For this demo, the while loop will be used to demonstrate the health of the system, and since
there are errors being returned in some responses, a rollback of the deployment is required:

```
kubectl delete -f https://raw.githubusercontent.com/runyontr/k8s-canary/master/deployment/canary-broken.yaml
```

At this point, the broken pod should be terminating:

```
kubectl get pods -l app=appinfo
NAME READY STATUS RESTARTS AGE
appinfo-567b989978-6hbm8 1/1 Running 0 12m
appinfo-567b989978-q58nt 1/1 Running 0 12m
appinfo-567b989978-vvzlg 1/1 Running 0 26m
appinfo-canary-broken-c66665c44-7cfk6 1/1 Terminating 0 2m
```

and responses will return to being valid 100% of the time.

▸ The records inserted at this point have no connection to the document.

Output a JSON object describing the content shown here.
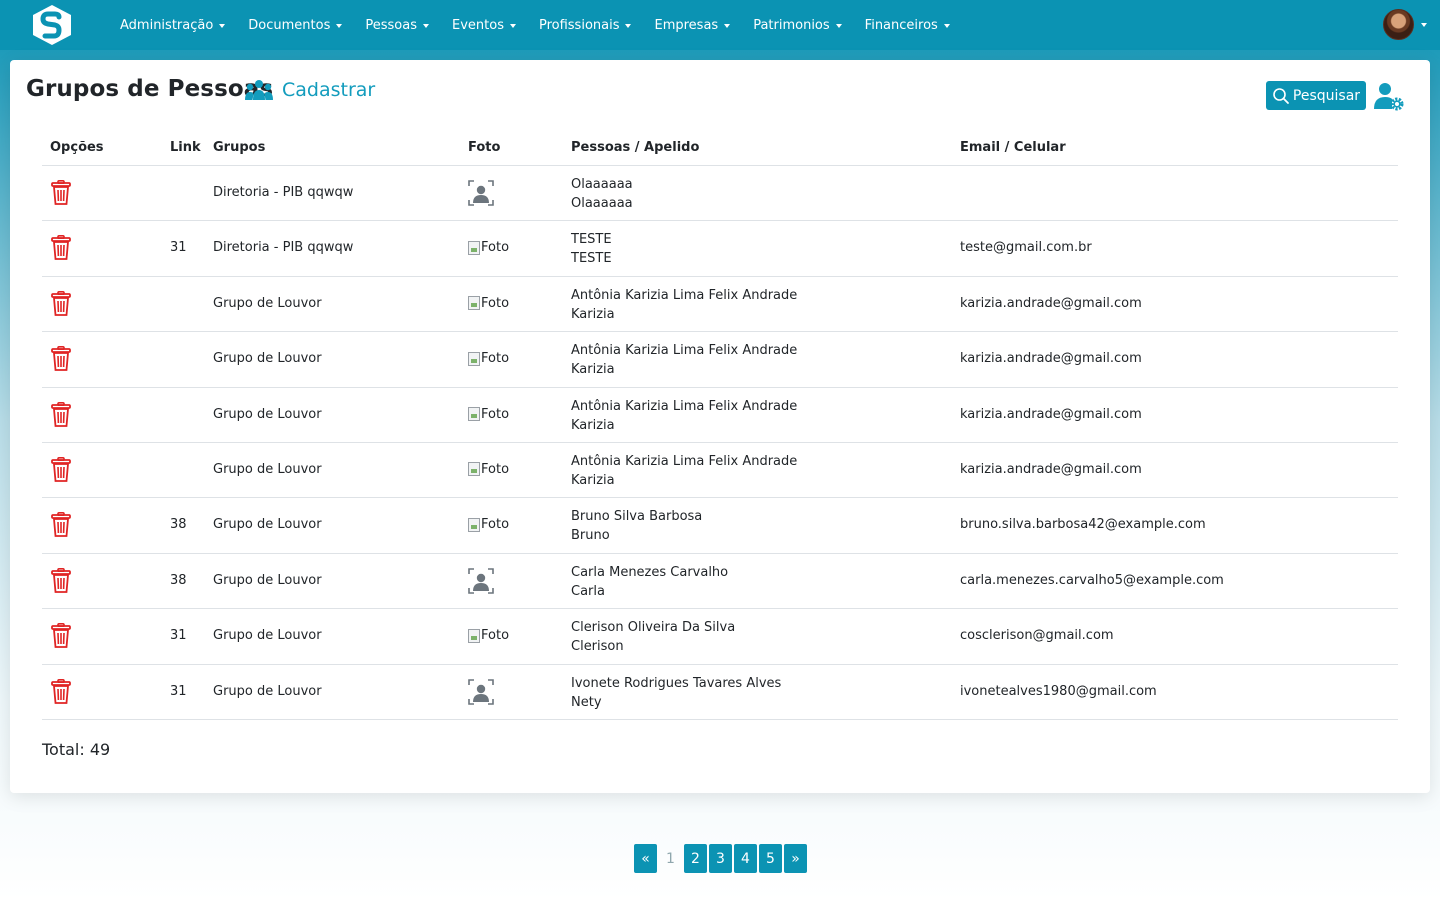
{
  "nav": {
    "brand_icon": "app-logo-icon",
    "items": [
      {
        "label": "Administração"
      },
      {
        "label": "Documentos"
      },
      {
        "label": "Pessoas"
      },
      {
        "label": "Eventos"
      },
      {
        "label": "Profissionais"
      },
      {
        "label": "Empresas"
      },
      {
        "label": "Patrimonios"
      },
      {
        "label": "Financeiros"
      }
    ]
  },
  "header": {
    "title": "Grupos de Pessoas",
    "add_label": "Cadastrar",
    "search_label": "Pesquisar"
  },
  "table": {
    "columns": {
      "options": "Opções",
      "link": "Link",
      "groups": "Grupos",
      "photo": "Foto",
      "people": "Pessoas / Apelido",
      "contact": "Email / Celular"
    },
    "rows": [
      {
        "link": "",
        "group": "Diretoria - PIB qqwqw",
        "photo": "placeholder",
        "photo_text": "",
        "name": "Olaaaaaa",
        "nickname": "Olaaaaaa",
        "email": ""
      },
      {
        "link": "31",
        "group": "Diretoria - PIB qqwqw",
        "photo": "broken",
        "photo_text": "Foto",
        "name": "TESTE",
        "nickname": "TESTE",
        "email": "teste@gmail.com.br"
      },
      {
        "link": "",
        "group": "Grupo de Louvor",
        "photo": "broken",
        "photo_text": "Foto",
        "name": "Antônia Karizia Lima Felix Andrade",
        "nickname": "Karizia",
        "email": "karizia.andrade@gmail.com"
      },
      {
        "link": "",
        "group": "Grupo de Louvor",
        "photo": "broken",
        "photo_text": "Foto",
        "name": "Antônia Karizia Lima Felix Andrade",
        "nickname": "Karizia",
        "email": "karizia.andrade@gmail.com"
      },
      {
        "link": "",
        "group": "Grupo de Louvor",
        "photo": "broken",
        "photo_text": "Foto",
        "name": "Antônia Karizia Lima Felix Andrade",
        "nickname": "Karizia",
        "email": "karizia.andrade@gmail.com"
      },
      {
        "link": "",
        "group": "Grupo de Louvor",
        "photo": "broken",
        "photo_text": "Foto",
        "name": "Antônia Karizia Lima Felix Andrade",
        "nickname": "Karizia",
        "email": "karizia.andrade@gmail.com"
      },
      {
        "link": "38",
        "group": "Grupo de Louvor",
        "photo": "broken",
        "photo_text": "Foto",
        "name": "Bruno Silva Barbosa",
        "nickname": "Bruno",
        "email": "bruno.silva.barbosa42@example.com"
      },
      {
        "link": "38",
        "group": "Grupo de Louvor",
        "photo": "placeholder",
        "photo_text": "",
        "name": "Carla Menezes Carvalho",
        "nickname": "Carla",
        "email": "carla.menezes.carvalho5@example.com"
      },
      {
        "link": "31",
        "group": "Grupo de Louvor",
        "photo": "broken",
        "photo_text": "Foto",
        "name": "Clerison Oliveira Da Silva",
        "nickname": "Clerison",
        "email": "cosclerison@gmail.com"
      },
      {
        "link": "31",
        "group": "Grupo de Louvor",
        "photo": "placeholder",
        "photo_text": "",
        "name": "Ivonete Rodrigues Tavares Alves",
        "nickname": "Nety",
        "email": "ivonetealves1980@gmail.com"
      }
    ]
  },
  "total": "Total: 49",
  "pagination": {
    "prev": "«",
    "pages": [
      "1",
      "2",
      "3",
      "4",
      "5"
    ],
    "current": "1",
    "next": "»"
  },
  "colors": {
    "primary": "#0b93b3",
    "link": "#139cbd",
    "danger": "#e02424"
  }
}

In most shops, this would be enough to justify
a [Post Mortem](https://landing.google.com/sre/book/chapters/postmortem-culture.html) and improve any
testing process prior to being considered for a release.

## Fix

After figuring out the issue, a new fix has been created and is ready to be rolled out. Following a similar
process, a new canary deployment is created:

```
kubectl create -f https://raw.githubusercontent.com/runyontr/k8s-canary/master/deployment/canary-fixed.yaml
deployment "appinfo-canary-fixed" created
```

Looking at the output of the while loop now shows about 1/4 of the requests have the correct namespace value (`default`), and
are reporting the `release=canary` label.

### Acceptance
At the point the team is willing to accept the new version formally, the configuration on the
stable app would need to be updated to the docker image of the canary deployment:

```
kubectl set image deployment/appinfo appinfo-containers=runyonsolutions/appinfo:3
```

Since the image is being update this should fire off a rolling update of the deployment and new pods should be created

```
kubectl get pods -l app=appinfo
NAME READY STATUS RESTARTS AGE
appinfo-567b989978-6hbm8 1/1 Terminating 0 16m
appinfo-567b989978-q58nt 1/1 Terminating 0 16m
appinfo-567b989978-vvzlg 1/1 Running 0 30m
appinfo-84d5cf794d-9dpfz 1/1 Running 0 5s
appinfo-84d5cf794d-dd67v 1/1 Running 0 10s
appinfo-84d5cf794d-lq45c 0/1 ContainerCreating 0 2s
appinfo-95bccb844-jnfzn 0/1 Terminating 3 1m
appinfo-canary-fixed-744f96dc75-zbxr9 1/1 Running 0 2m
```

Describing any of the newly created pods should show the update image. The monitoring loop in [Connection](#connecting)
should should show labels `release=stable` having the namespace value correctly set.

Finally, we need to clean up the canary app.

```
kubectl delete -f https://raw.githubusercontent.com/runyontr/k8s-canary/master/deployment/canary-fixed.yaml
```

Now all pods running behind the service are updated.